The inflation rate in New Zealand, as in many countries, is on a downward trajectory – it will take a lot of stimulus form the Reserve Bank to meet its policy target agreement of maintaining the CPI between 1-3%. Westpac have forecast a drop to 0.2% in 2021 and to remain below 1% until the middle of 2022. There have been some obvious reasons for less pressure on inflation:
- Demand for goods and services both in NZ and overseas has dropped significantly and tamed any inflation. Most notably there has been a major drop in oil prices.
- The use of ecommerce and, without the overheads of rents / staff, prices are often much lower than the high street.
- With zero net migration and as excess capacity in long term rental market prices haven’t moved. Add to this the Government’s rent freeze.

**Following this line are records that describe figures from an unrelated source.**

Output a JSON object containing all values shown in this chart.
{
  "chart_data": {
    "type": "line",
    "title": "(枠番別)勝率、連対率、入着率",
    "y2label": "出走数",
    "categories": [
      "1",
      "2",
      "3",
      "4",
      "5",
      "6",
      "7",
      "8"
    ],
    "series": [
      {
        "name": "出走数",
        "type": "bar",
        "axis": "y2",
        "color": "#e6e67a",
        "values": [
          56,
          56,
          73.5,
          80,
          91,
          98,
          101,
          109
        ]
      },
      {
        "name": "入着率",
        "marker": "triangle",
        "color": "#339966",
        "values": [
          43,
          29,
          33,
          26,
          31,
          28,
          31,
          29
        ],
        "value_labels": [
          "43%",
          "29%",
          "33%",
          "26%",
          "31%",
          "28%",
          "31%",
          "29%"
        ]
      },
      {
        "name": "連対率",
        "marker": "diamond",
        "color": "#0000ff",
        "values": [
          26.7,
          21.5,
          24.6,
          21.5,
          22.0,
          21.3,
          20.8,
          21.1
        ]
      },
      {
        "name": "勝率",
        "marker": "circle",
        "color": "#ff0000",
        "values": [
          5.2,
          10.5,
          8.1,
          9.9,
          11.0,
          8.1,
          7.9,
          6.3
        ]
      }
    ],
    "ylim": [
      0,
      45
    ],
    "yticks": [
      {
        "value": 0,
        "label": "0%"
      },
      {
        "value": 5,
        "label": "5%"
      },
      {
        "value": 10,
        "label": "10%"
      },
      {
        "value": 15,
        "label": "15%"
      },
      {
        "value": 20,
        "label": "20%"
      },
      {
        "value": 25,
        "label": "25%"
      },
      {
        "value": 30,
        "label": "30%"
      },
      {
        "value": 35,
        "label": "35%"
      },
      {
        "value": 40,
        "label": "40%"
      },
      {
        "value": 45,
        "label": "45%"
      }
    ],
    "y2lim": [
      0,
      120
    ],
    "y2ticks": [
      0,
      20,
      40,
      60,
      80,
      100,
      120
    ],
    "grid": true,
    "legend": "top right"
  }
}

- A lack of tourist dollars has meant a shift inwards of the aggregate demand curve as exports of services fall – AD = C+I+G+(X-M).
- With people having the growing uncertainty of job security there has been little additional spending or borrowing with the threat of redundancy hanging over them.
- The wage subsidy has kept some companies afloat but there has been no room for wages increases/negotiations for such uncertain times. Therefore consumer spending has been limited compared to previous years.
Important to note that inflation figures that are quoted are usually on a yearly basis so it is the change in prices from today to this time last year. It will be interesting to see what state the economy will be in this time next year.